Building model interpretability that can improve the trust of the model is one of the most exciting tasks in intrusion detection. Among the model interpretability approaches that have been studied, Shapley Additive exPlanation (SHAP) stand out intrusion detection as a prominent approach with great potential [13], [14], [15]. Wang et al. applied SHAP on an intrusion detection system to interpret the prediction results of DNN [16]. Alenezi and Ludwig using SHAP explain the developed Random Forest Classifier, eXtreme Gradient Boosting (XGBoost) Classification, and the Keras Sequential algorithms on cyber security threat data [17]. Oseni et al. proposed an intrusion detection framework using SHAP to explain DL-based IDS in IoT network to improve resiliency [18]. SHAP provides global and local interpretation based on Shapley value aggregation. We note that most work simply applies a single interpretable approach like SHAP to interpret the complexity model developed for intrusion detection. When it comes to interpreting the complex models for intrusion detection, SHAP also brings time-consuming, oversimplified and even confusing [14]. Considering the complexity of the model, adopting a single interpretable approach like SHAP is inadequate for the intrusion detection tasks it has to perform. However, no much work has been done to achieve the comprehensive understanding of the intrusion detection systems based on the complex models.

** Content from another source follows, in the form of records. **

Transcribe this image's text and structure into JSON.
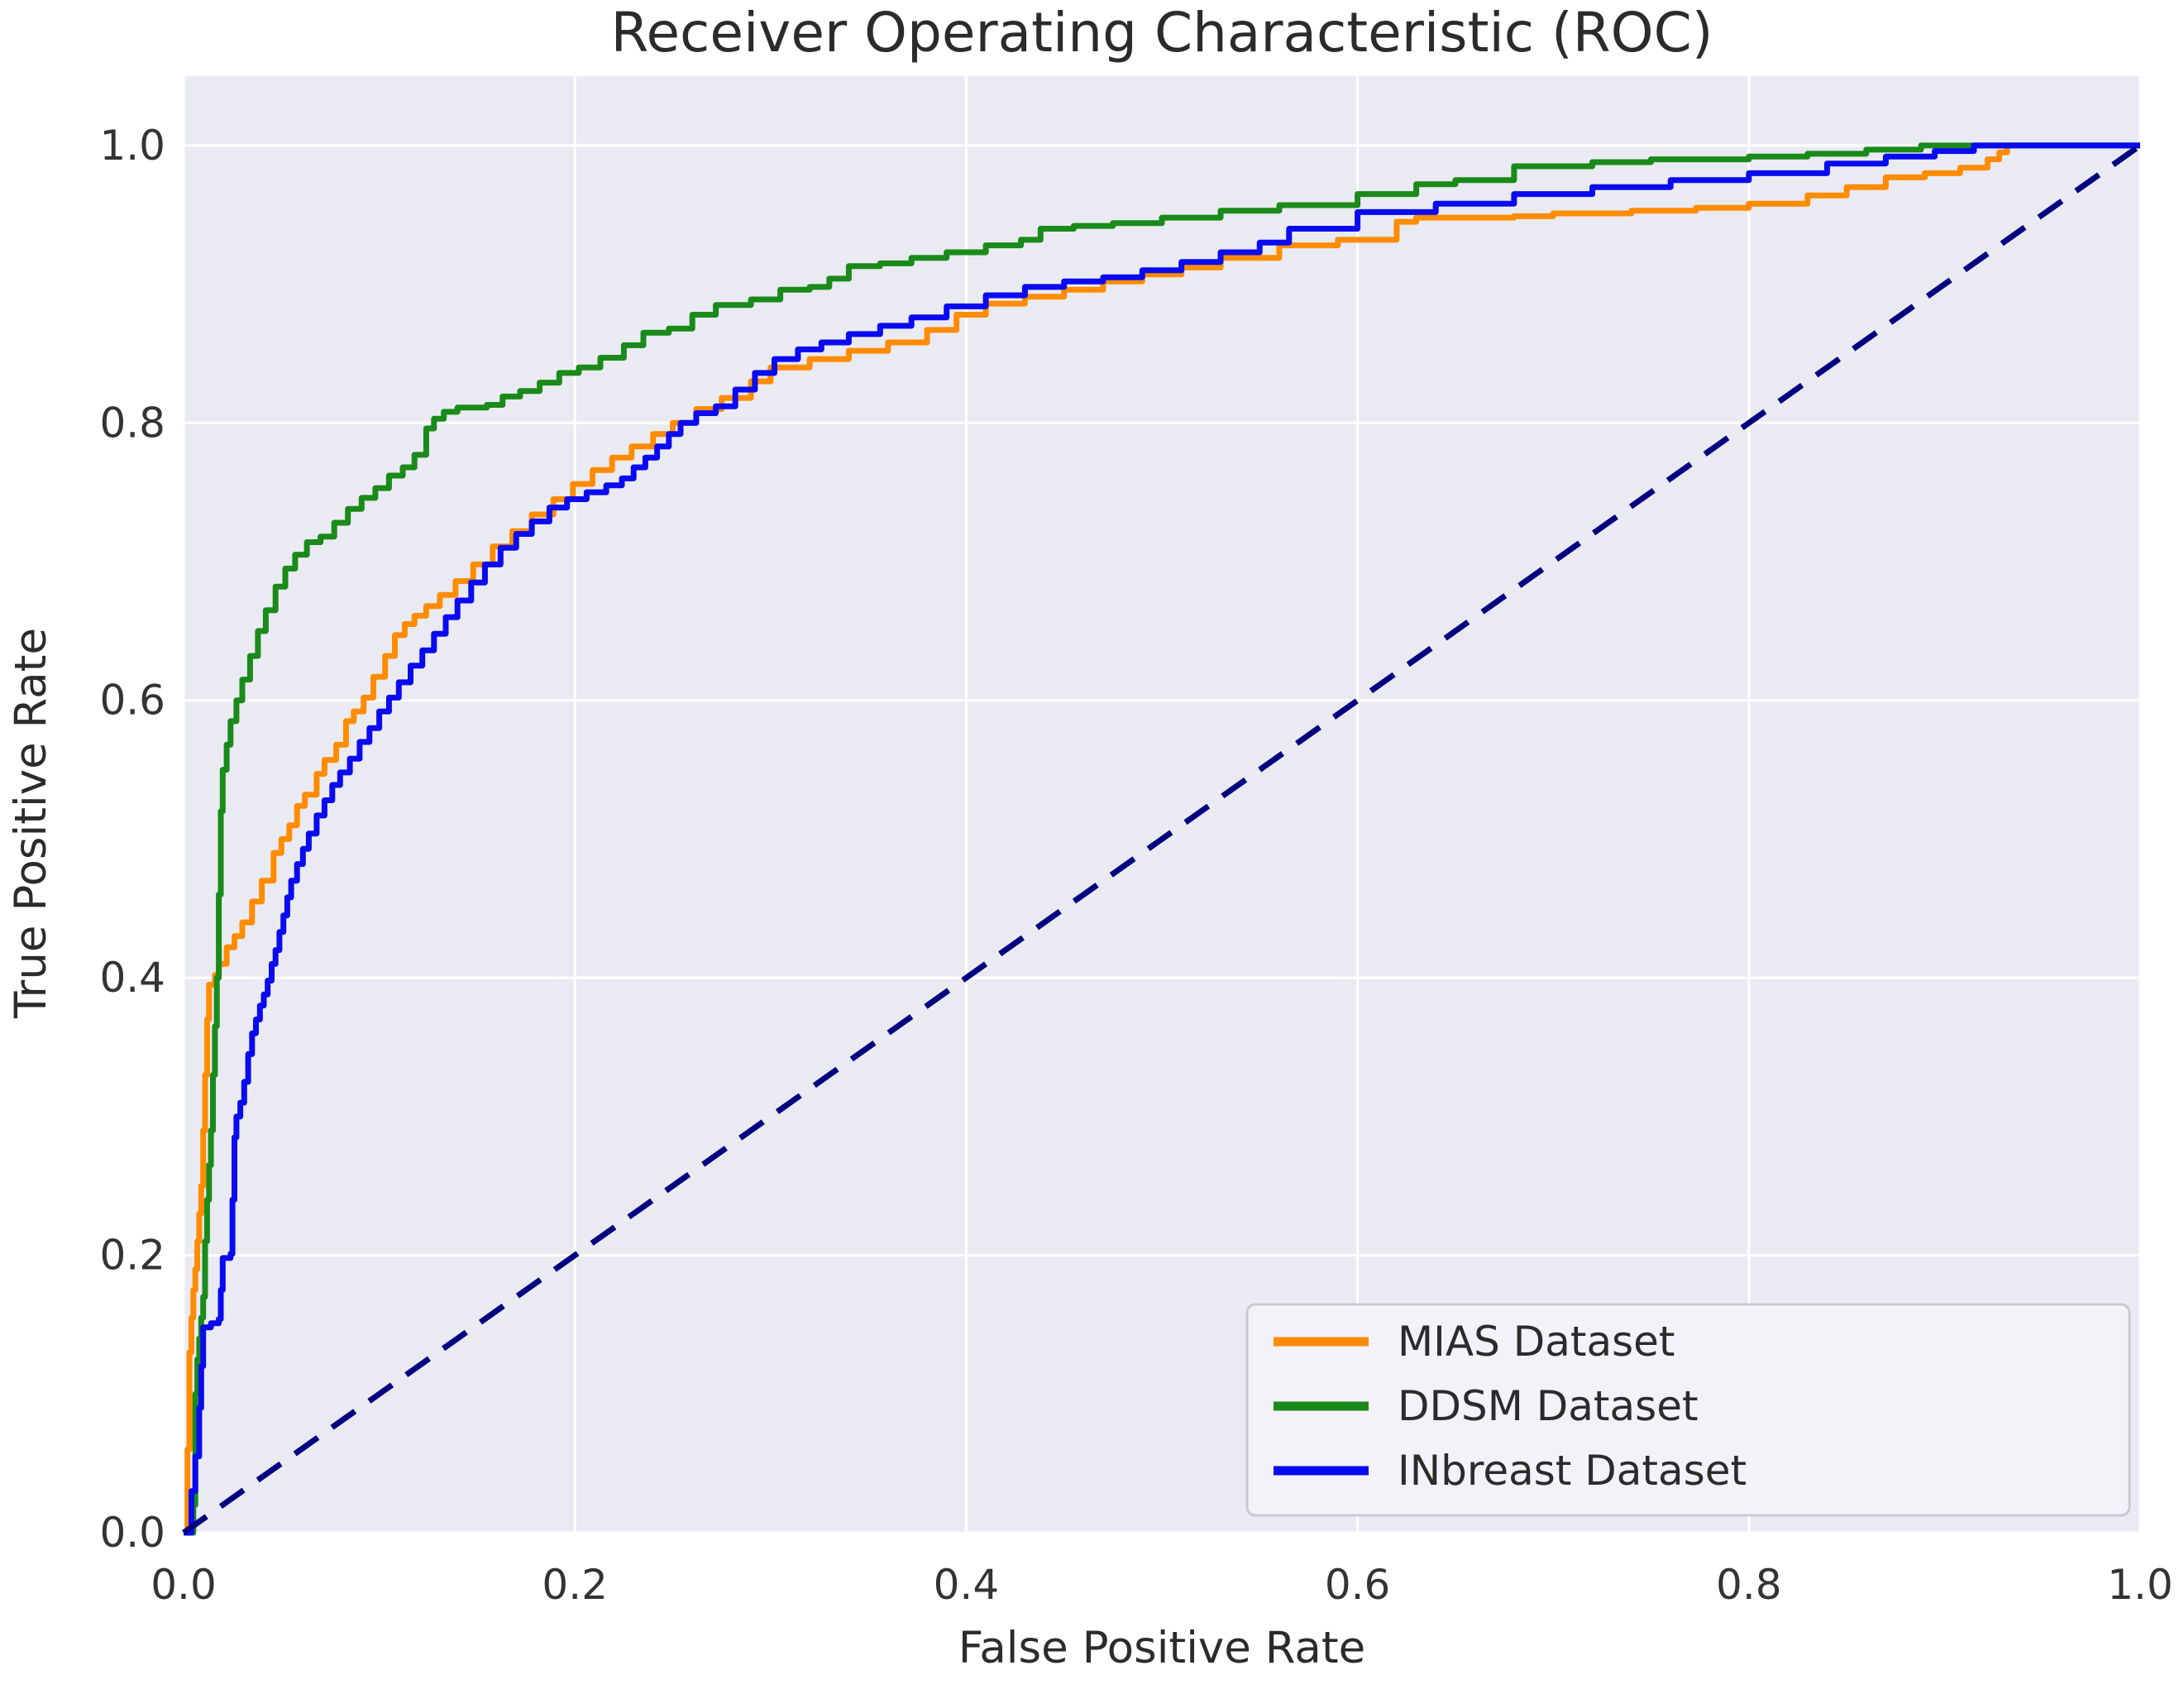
{
  "chart_data": {
    "type": "line",
    "title": "Receiver Operating Characteristic (ROC)",
    "xlabel": "False Positive Rate",
    "ylabel": "True Positive Rate",
    "xlim": [
      0.0,
      1.0
    ],
    "ylim": [
      0.0,
      1.05
    ],
    "xticks": [
      0.0,
      0.2,
      0.4,
      0.6,
      0.8,
      1.0
    ],
    "yticks": [
      0.0,
      0.2,
      0.4,
      0.6,
      0.8,
      1.0
    ],
    "xtick_labels": [
      "0.0",
      "0.2",
      "0.4",
      "0.6",
      "0.8",
      "1.0"
    ],
    "ytick_labels": [
      "0.0",
      "0.2",
      "0.4",
      "0.6",
      "0.8",
      "1.0"
    ],
    "grid": true,
    "plot_background": "#eaeaf2",
    "grid_color": "#ffffff",
    "legend": {
      "position": "lower right",
      "entries": [
        "MIAS Dataset",
        "DDSM Dataset",
        "INbreast Dataset"
      ]
    },
    "series": [
      {
        "name": "MIAS Dataset",
        "color": "#ff8c00",
        "style": "solid",
        "step": true,
        "in_legend": true,
        "points": [
          [
            0,
            0
          ],
          [
            0.002,
            0.06
          ],
          [
            0.003,
            0.13
          ],
          [
            0.004,
            0.155
          ],
          [
            0.005,
            0.175
          ],
          [
            0.006,
            0.19
          ],
          [
            0.007,
            0.21
          ],
          [
            0.008,
            0.23
          ],
          [
            0.009,
            0.25
          ],
          [
            0.01,
            0.29
          ],
          [
            0.011,
            0.33
          ],
          [
            0.012,
            0.37
          ],
          [
            0.013,
            0.395
          ],
          [
            0.016,
            0.402
          ],
          [
            0.018,
            0.41
          ],
          [
            0.022,
            0.422
          ],
          [
            0.026,
            0.43
          ],
          [
            0.03,
            0.44
          ],
          [
            0.035,
            0.455
          ],
          [
            0.04,
            0.47
          ],
          [
            0.046,
            0.49
          ],
          [
            0.05,
            0.5
          ],
          [
            0.054,
            0.51
          ],
          [
            0.058,
            0.524
          ],
          [
            0.062,
            0.532
          ],
          [
            0.068,
            0.547
          ],
          [
            0.072,
            0.557
          ],
          [
            0.078,
            0.568
          ],
          [
            0.083,
            0.585
          ],
          [
            0.087,
            0.592
          ],
          [
            0.092,
            0.602
          ],
          [
            0.097,
            0.617
          ],
          [
            0.103,
            0.632
          ],
          [
            0.108,
            0.647
          ],
          [
            0.113,
            0.655
          ],
          [
            0.118,
            0.661
          ],
          [
            0.124,
            0.668
          ],
          [
            0.131,
            0.676
          ],
          [
            0.139,
            0.686
          ],
          [
            0.148,
            0.698
          ],
          [
            0.158,
            0.711
          ],
          [
            0.168,
            0.722
          ],
          [
            0.178,
            0.734
          ],
          [
            0.189,
            0.745
          ],
          [
            0.199,
            0.756
          ],
          [
            0.209,
            0.766
          ],
          [
            0.219,
            0.775
          ],
          [
            0.229,
            0.783
          ],
          [
            0.24,
            0.792
          ],
          [
            0.25,
            0.8
          ],
          [
            0.262,
            0.81
          ],
          [
            0.275,
            0.818
          ],
          [
            0.29,
            0.83
          ],
          [
            0.3,
            0.84
          ],
          [
            0.32,
            0.846
          ],
          [
            0.34,
            0.852
          ],
          [
            0.36,
            0.858
          ],
          [
            0.38,
            0.867
          ],
          [
            0.395,
            0.878
          ],
          [
            0.41,
            0.886
          ],
          [
            0.43,
            0.891
          ],
          [
            0.45,
            0.896
          ],
          [
            0.47,
            0.902
          ],
          [
            0.49,
            0.907
          ],
          [
            0.51,
            0.912
          ],
          [
            0.53,
            0.919
          ],
          [
            0.56,
            0.928
          ],
          [
            0.59,
            0.932
          ],
          [
            0.62,
            0.945
          ],
          [
            0.63,
            0.948
          ],
          [
            0.68,
            0.949
          ],
          [
            0.7,
            0.951
          ],
          [
            0.74,
            0.953
          ],
          [
            0.773,
            0.955
          ],
          [
            0.8,
            0.958
          ],
          [
            0.83,
            0.964
          ],
          [
            0.85,
            0.97
          ],
          [
            0.87,
            0.977
          ],
          [
            0.89,
            0.98
          ],
          [
            0.908,
            0.984
          ],
          [
            0.922,
            0.99
          ],
          [
            0.928,
            0.995
          ],
          [
            0.932,
            1.0
          ],
          [
            1.0,
            1.0
          ]
        ]
      },
      {
        "name": "DDSM Dataset",
        "color": "#1a8a1a",
        "style": "solid",
        "step": true,
        "in_legend": true,
        "points": [
          [
            0,
            0
          ],
          [
            0.005,
            0.02
          ],
          [
            0.006,
            0.1
          ],
          [
            0.007,
            0.125
          ],
          [
            0.008,
            0.14
          ],
          [
            0.009,
            0.155
          ],
          [
            0.01,
            0.17
          ],
          [
            0.011,
            0.21
          ],
          [
            0.012,
            0.24
          ],
          [
            0.013,
            0.265
          ],
          [
            0.014,
            0.29
          ],
          [
            0.015,
            0.33
          ],
          [
            0.016,
            0.365
          ],
          [
            0.017,
            0.4
          ],
          [
            0.018,
            0.46
          ],
          [
            0.019,
            0.52
          ],
          [
            0.02,
            0.55
          ],
          [
            0.022,
            0.568
          ],
          [
            0.024,
            0.585
          ],
          [
            0.027,
            0.6
          ],
          [
            0.03,
            0.615
          ],
          [
            0.034,
            0.632
          ],
          [
            0.038,
            0.65
          ],
          [
            0.042,
            0.665
          ],
          [
            0.047,
            0.682
          ],
          [
            0.052,
            0.695
          ],
          [
            0.057,
            0.705
          ],
          [
            0.063,
            0.714
          ],
          [
            0.07,
            0.718
          ],
          [
            0.077,
            0.728
          ],
          [
            0.084,
            0.738
          ],
          [
            0.091,
            0.746
          ],
          [
            0.098,
            0.753
          ],
          [
            0.105,
            0.762
          ],
          [
            0.112,
            0.768
          ],
          [
            0.118,
            0.777
          ],
          [
            0.124,
            0.796
          ],
          [
            0.128,
            0.803
          ],
          [
            0.133,
            0.808
          ],
          [
            0.14,
            0.811
          ],
          [
            0.155,
            0.813
          ],
          [
            0.163,
            0.819
          ],
          [
            0.172,
            0.823
          ],
          [
            0.182,
            0.829
          ],
          [
            0.192,
            0.836
          ],
          [
            0.202,
            0.84
          ],
          [
            0.213,
            0.847
          ],
          [
            0.225,
            0.856
          ],
          [
            0.235,
            0.865
          ],
          [
            0.248,
            0.868
          ],
          [
            0.26,
            0.878
          ],
          [
            0.272,
            0.885
          ],
          [
            0.29,
            0.889
          ],
          [
            0.305,
            0.896
          ],
          [
            0.32,
            0.898
          ],
          [
            0.33,
            0.904
          ],
          [
            0.34,
            0.913
          ],
          [
            0.356,
            0.915
          ],
          [
            0.372,
            0.919
          ],
          [
            0.39,
            0.923
          ],
          [
            0.41,
            0.928
          ],
          [
            0.428,
            0.932
          ],
          [
            0.438,
            0.94
          ],
          [
            0.455,
            0.942
          ],
          [
            0.475,
            0.944
          ],
          [
            0.5,
            0.948
          ],
          [
            0.53,
            0.953
          ],
          [
            0.56,
            0.957
          ],
          [
            0.6,
            0.965
          ],
          [
            0.63,
            0.972
          ],
          [
            0.65,
            0.975
          ],
          [
            0.68,
            0.985
          ],
          [
            0.72,
            0.988
          ],
          [
            0.75,
            0.99
          ],
          [
            0.8,
            0.992
          ],
          [
            0.83,
            0.994
          ],
          [
            0.86,
            0.997
          ],
          [
            0.888,
            1.0
          ],
          [
            1.0,
            1.0
          ]
        ]
      },
      {
        "name": "INbreast Dataset",
        "color": "#0a0af0",
        "style": "solid",
        "step": true,
        "in_legend": true,
        "points": [
          [
            0,
            0
          ],
          [
            0.004,
            0.03
          ],
          [
            0.006,
            0.055
          ],
          [
            0.008,
            0.09
          ],
          [
            0.009,
            0.12
          ],
          [
            0.01,
            0.148
          ],
          [
            0.014,
            0.151
          ],
          [
            0.018,
            0.154
          ],
          [
            0.019,
            0.175
          ],
          [
            0.02,
            0.198
          ],
          [
            0.024,
            0.201
          ],
          [
            0.025,
            0.24
          ],
          [
            0.026,
            0.285
          ],
          [
            0.027,
            0.3
          ],
          [
            0.029,
            0.31
          ],
          [
            0.031,
            0.325
          ],
          [
            0.033,
            0.345
          ],
          [
            0.035,
            0.36
          ],
          [
            0.037,
            0.37
          ],
          [
            0.039,
            0.38
          ],
          [
            0.041,
            0.388
          ],
          [
            0.043,
            0.398
          ],
          [
            0.045,
            0.41
          ],
          [
            0.047,
            0.42
          ],
          [
            0.049,
            0.433
          ],
          [
            0.051,
            0.445
          ],
          [
            0.053,
            0.458
          ],
          [
            0.055,
            0.47
          ],
          [
            0.058,
            0.482
          ],
          [
            0.061,
            0.493
          ],
          [
            0.064,
            0.504
          ],
          [
            0.068,
            0.517
          ],
          [
            0.072,
            0.528
          ],
          [
            0.076,
            0.539
          ],
          [
            0.08,
            0.548
          ],
          [
            0.085,
            0.558
          ],
          [
            0.09,
            0.57
          ],
          [
            0.095,
            0.58
          ],
          [
            0.1,
            0.592
          ],
          [
            0.105,
            0.602
          ],
          [
            0.11,
            0.613
          ],
          [
            0.116,
            0.625
          ],
          [
            0.122,
            0.636
          ],
          [
            0.128,
            0.648
          ],
          [
            0.134,
            0.66
          ],
          [
            0.14,
            0.672
          ],
          [
            0.147,
            0.685
          ],
          [
            0.154,
            0.698
          ],
          [
            0.162,
            0.71
          ],
          [
            0.17,
            0.72
          ],
          [
            0.178,
            0.729
          ],
          [
            0.187,
            0.739
          ],
          [
            0.196,
            0.745
          ],
          [
            0.206,
            0.75
          ],
          [
            0.216,
            0.755
          ],
          [
            0.224,
            0.76
          ],
          [
            0.23,
            0.768
          ],
          [
            0.236,
            0.775
          ],
          [
            0.242,
            0.783
          ],
          [
            0.248,
            0.792
          ],
          [
            0.254,
            0.8
          ],
          [
            0.262,
            0.807
          ],
          [
            0.272,
            0.812
          ],
          [
            0.282,
            0.824
          ],
          [
            0.292,
            0.836
          ],
          [
            0.302,
            0.846
          ],
          [
            0.314,
            0.853
          ],
          [
            0.326,
            0.858
          ],
          [
            0.34,
            0.864
          ],
          [
            0.356,
            0.87
          ],
          [
            0.372,
            0.876
          ],
          [
            0.39,
            0.884
          ],
          [
            0.41,
            0.892
          ],
          [
            0.43,
            0.898
          ],
          [
            0.45,
            0.902
          ],
          [
            0.47,
            0.905
          ],
          [
            0.49,
            0.91
          ],
          [
            0.51,
            0.916
          ],
          [
            0.53,
            0.923
          ],
          [
            0.55,
            0.93
          ],
          [
            0.565,
            0.94
          ],
          [
            0.6,
            0.952
          ],
          [
            0.64,
            0.958
          ],
          [
            0.68,
            0.965
          ],
          [
            0.72,
            0.97
          ],
          [
            0.76,
            0.975
          ],
          [
            0.8,
            0.98
          ],
          [
            0.84,
            0.987
          ],
          [
            0.87,
            0.992
          ],
          [
            0.895,
            0.996
          ],
          [
            0.915,
            1.0
          ],
          [
            1.0,
            1.0
          ]
        ]
      },
      {
        "name": "chance-diagonal",
        "color": "#000080",
        "style": "dashed",
        "step": false,
        "in_legend": false,
        "points": [
          [
            0,
            0
          ],
          [
            1,
            1
          ]
        ]
      }
    ]
  }
}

To remedy this, and to investigate whether intrusion detection systems can benefit from artificial intelligence (AI), we propose a novel trustworthy intrusion detection framework (TIDF) combining a variety of complex models and a variety of interpretable methods to balance the accuracy and transparency of models. Fig. 1 depicts the structure of TIDF for the cyber security. The network access data is preprocessed, balanced and divided. Next, the model is constructed to predict the results of network intrusion. Then, both objective and subjective test are utilized to evaluate the proposed TIDF framework. The model global and local interpretations are exploited to improve the understanding of prediction result on network access data. Finally, network security manages engineer (NSME) obtains the prediction results and model interpretation. The results show that the proposed framework improves the transparency of the intrusion detection system.

The major contributions of this paper are as follows: (1) To achieve higher accuracy in intrusion detection, multiple machine learning (ML) models are explored. The performance evaluation of the ML models are achieved on the public NSL-KDD benchmark. (2) To build trust between the NSMEs and the complex models, an XAI intrusion detection framework (TIDF) is proposed to provide the ex-post-interpretation that improves the transparency of complex models. Inspired by the contrast experiment, to further elevate the reliability of this framework, the human–machine contrast experiment is introduced to evaluate the proposed framework.

The paper is organized in the following way: Section 2 illuminates the research methodology. Section 3 evaluates the proposed framework and represents the details of the ex-post-interpretation for the complex models. In the last two sections, we discuss and conclude this work.